Les condamnations financières décidées par la Cour semblent assez lourdes, comparées aux salaires pratiqués à Liorac à la même époque (enquête statistique de 1852) :
gages d'un valet de ferme : 90-150F par an
gages d'une servante 48-66F par an
salaire d'un aide agricole 1F par jour, (mais il ne travaillait pas toute l'année)
liorac :
Tous ces évènements eurent lieu à Liorac dans une maison du bourg. C'était sans doute le local loué par la mairie, qui servait à l'époque de salle de réunion pour le Conseil Municipal. Il est malheureusement impossible de la localiser précisement puisque le seul indice est qu'elle possédait des portes vitrées donnant sur la rue !
Peu de Lioracois sont cités dans cette affaire, il s'agit de :
► François CHASSAIGNE, capitaine de la garde nationale. Difficile à retrouver sur les actes d'état civil car à cette époque il y avait encore beaucoup de confusion sur les noms: en particulier dans le cas présent, avec les CHASSAGNE qui étaient nombreux à Liorac et il est inscrit sous le nom de François CHASSAGNIE, capitaine de la garde nationale sur le recensement du bourg de Liorac en 1851.

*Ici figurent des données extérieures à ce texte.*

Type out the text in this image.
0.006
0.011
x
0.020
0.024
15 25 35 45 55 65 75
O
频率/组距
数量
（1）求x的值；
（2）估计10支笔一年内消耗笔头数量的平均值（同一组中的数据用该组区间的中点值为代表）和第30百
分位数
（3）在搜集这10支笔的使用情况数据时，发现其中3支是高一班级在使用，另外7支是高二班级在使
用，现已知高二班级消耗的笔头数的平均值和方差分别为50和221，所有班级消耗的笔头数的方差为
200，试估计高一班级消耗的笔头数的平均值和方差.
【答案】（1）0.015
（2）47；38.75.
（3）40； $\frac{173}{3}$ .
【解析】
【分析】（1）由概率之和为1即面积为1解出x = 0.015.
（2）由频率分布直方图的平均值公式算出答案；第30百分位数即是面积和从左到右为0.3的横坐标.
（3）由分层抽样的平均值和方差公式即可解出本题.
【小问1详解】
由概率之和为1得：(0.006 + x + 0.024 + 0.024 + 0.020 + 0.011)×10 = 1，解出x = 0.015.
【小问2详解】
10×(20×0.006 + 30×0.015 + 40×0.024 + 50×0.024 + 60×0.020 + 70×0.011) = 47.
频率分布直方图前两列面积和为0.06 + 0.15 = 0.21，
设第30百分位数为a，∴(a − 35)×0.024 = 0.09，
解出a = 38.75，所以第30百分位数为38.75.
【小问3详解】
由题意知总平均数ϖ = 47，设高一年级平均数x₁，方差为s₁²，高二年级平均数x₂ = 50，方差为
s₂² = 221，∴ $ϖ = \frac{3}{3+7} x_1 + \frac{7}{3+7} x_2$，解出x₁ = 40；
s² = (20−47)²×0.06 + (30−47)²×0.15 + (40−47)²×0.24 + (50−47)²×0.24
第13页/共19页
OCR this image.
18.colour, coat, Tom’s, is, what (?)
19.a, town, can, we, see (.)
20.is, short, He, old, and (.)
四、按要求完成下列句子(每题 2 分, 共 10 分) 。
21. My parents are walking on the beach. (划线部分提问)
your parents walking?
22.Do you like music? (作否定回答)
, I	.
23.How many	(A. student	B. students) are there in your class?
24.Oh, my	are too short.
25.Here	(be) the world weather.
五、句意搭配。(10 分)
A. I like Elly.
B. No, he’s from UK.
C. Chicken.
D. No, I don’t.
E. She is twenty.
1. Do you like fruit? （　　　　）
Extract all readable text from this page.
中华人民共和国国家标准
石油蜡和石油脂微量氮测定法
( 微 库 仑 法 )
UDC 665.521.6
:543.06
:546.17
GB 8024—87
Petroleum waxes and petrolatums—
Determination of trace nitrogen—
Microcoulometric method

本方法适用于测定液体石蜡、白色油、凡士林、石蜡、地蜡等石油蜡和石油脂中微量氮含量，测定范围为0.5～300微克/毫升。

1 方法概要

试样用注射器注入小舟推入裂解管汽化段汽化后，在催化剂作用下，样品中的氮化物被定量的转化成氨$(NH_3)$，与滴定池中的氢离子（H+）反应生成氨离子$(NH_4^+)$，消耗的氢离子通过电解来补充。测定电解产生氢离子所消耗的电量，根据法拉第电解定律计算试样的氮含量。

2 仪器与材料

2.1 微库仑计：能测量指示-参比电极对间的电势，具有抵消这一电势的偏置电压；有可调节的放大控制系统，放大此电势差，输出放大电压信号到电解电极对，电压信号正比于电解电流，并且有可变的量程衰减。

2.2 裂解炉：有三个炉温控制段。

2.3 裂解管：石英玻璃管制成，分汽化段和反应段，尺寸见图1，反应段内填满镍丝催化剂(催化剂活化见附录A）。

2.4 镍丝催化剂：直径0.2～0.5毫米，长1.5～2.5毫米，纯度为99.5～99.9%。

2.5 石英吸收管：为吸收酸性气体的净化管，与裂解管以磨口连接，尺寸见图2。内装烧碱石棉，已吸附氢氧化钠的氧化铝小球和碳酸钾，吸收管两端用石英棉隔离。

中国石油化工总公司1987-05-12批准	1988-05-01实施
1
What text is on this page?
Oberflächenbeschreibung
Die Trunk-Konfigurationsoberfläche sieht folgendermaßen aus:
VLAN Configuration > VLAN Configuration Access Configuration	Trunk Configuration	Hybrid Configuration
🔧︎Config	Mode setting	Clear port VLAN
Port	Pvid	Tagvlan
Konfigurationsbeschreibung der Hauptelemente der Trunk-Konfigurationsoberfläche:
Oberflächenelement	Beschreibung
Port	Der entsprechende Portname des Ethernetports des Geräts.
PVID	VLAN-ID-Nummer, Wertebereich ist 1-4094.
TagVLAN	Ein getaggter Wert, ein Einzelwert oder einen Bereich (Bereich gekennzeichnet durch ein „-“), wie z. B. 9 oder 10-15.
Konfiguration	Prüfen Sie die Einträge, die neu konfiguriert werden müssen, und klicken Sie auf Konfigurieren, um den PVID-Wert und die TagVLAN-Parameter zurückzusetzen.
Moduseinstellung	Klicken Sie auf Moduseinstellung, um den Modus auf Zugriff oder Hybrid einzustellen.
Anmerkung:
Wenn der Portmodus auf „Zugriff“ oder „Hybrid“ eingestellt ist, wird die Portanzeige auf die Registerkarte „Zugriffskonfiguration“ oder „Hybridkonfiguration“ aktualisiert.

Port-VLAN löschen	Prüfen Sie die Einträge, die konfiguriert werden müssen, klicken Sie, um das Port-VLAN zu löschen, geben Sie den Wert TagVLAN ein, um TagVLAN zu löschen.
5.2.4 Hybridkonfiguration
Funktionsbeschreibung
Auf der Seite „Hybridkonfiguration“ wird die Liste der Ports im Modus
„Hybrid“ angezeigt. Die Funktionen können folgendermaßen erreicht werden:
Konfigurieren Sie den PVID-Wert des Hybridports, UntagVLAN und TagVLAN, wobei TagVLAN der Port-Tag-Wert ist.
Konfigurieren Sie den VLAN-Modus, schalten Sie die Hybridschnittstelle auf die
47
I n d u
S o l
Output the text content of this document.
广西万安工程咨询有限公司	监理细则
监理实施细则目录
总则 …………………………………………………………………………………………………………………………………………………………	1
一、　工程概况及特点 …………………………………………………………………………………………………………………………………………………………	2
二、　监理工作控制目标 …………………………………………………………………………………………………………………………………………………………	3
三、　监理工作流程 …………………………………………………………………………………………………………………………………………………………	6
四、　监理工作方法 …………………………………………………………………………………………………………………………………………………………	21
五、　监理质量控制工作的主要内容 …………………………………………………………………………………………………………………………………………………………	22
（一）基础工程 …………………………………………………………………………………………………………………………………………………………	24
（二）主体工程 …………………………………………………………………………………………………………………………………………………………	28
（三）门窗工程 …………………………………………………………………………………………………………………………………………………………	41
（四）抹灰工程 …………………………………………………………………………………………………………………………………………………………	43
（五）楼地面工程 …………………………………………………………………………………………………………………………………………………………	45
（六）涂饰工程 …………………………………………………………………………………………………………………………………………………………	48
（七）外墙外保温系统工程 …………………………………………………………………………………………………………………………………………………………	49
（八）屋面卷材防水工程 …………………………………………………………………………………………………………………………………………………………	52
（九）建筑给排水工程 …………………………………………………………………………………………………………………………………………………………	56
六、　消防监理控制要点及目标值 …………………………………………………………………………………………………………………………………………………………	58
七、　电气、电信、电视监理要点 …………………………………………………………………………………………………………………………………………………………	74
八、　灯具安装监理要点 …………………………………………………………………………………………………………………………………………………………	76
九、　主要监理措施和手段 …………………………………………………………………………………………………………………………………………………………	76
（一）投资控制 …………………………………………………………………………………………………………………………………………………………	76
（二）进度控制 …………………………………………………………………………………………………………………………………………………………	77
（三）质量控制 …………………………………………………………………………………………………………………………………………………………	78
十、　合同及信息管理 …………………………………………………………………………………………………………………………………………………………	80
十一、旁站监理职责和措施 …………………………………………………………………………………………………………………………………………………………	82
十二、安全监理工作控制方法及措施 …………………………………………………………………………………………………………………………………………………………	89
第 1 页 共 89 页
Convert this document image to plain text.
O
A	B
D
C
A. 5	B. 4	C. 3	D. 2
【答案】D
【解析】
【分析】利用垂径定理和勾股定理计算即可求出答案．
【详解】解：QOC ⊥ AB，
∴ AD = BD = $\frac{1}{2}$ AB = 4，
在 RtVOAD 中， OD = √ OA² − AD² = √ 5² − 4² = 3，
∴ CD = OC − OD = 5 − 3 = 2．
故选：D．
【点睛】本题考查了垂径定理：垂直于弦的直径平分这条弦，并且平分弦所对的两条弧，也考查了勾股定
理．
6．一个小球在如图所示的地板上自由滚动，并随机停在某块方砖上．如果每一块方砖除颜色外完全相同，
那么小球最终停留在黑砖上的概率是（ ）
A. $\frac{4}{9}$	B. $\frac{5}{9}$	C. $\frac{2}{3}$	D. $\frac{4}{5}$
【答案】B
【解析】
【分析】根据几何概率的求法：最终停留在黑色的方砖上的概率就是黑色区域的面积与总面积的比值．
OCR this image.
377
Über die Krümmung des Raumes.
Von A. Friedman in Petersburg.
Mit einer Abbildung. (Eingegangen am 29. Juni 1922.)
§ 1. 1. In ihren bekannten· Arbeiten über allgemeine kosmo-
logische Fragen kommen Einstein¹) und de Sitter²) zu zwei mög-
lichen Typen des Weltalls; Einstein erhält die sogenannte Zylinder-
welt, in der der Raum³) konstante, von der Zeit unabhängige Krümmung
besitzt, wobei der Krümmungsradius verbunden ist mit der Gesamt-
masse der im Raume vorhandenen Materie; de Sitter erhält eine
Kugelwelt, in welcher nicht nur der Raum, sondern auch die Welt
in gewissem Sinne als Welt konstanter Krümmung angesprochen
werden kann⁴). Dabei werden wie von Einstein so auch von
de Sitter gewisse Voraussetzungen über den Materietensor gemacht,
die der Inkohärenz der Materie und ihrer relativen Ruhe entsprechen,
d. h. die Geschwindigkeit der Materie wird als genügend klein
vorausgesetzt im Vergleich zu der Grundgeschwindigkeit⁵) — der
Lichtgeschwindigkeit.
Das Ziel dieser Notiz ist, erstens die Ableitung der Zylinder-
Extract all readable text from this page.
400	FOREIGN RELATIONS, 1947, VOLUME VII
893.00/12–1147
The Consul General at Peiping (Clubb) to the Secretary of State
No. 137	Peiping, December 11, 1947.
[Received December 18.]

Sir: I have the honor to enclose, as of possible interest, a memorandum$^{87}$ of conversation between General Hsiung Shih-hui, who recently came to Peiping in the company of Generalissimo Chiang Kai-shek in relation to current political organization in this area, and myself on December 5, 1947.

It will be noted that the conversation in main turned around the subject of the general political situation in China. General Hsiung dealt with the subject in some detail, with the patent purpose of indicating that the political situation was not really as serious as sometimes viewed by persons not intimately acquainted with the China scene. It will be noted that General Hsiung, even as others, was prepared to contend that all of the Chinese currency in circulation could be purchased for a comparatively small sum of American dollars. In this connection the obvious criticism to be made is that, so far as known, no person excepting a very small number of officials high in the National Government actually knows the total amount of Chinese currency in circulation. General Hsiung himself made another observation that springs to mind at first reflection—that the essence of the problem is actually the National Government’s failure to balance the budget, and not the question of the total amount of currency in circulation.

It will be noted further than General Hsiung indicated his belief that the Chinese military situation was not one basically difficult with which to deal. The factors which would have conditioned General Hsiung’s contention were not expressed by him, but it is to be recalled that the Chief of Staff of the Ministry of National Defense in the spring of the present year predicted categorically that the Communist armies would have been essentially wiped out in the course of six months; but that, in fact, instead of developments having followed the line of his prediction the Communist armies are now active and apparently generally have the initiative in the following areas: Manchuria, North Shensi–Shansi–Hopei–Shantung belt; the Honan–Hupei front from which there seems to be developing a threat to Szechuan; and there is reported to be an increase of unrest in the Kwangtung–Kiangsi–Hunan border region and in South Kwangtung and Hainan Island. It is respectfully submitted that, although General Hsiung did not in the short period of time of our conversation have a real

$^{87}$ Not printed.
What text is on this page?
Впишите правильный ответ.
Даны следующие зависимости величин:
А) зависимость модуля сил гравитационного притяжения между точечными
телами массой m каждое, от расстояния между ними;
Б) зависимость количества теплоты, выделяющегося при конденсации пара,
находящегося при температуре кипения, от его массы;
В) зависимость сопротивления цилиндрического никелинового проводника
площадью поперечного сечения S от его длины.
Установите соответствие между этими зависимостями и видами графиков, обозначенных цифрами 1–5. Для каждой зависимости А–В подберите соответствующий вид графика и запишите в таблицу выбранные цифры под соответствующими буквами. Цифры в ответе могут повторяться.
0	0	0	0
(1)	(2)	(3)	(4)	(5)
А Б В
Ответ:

► Pierre LEYGUE,61 ans, époux de marie Chaveron, tailleur au bourg.
► Jean ROUSSEL,63 ans, tisserand au bourg.
► Pierre LAVERGNE,58 ans, propriétaire , adjoint au maire, habitant aux Bigayres.
► Pierre LOUBIAT,49 ans, propriétaire à la Restarie.
► François BENEYS,48 ans, propriétaire à Genthial, était le maire de Liorac et le Président du bureau pendant les élections. Il semble que son sang froid ait permis d'éviter des développements plus tragiques.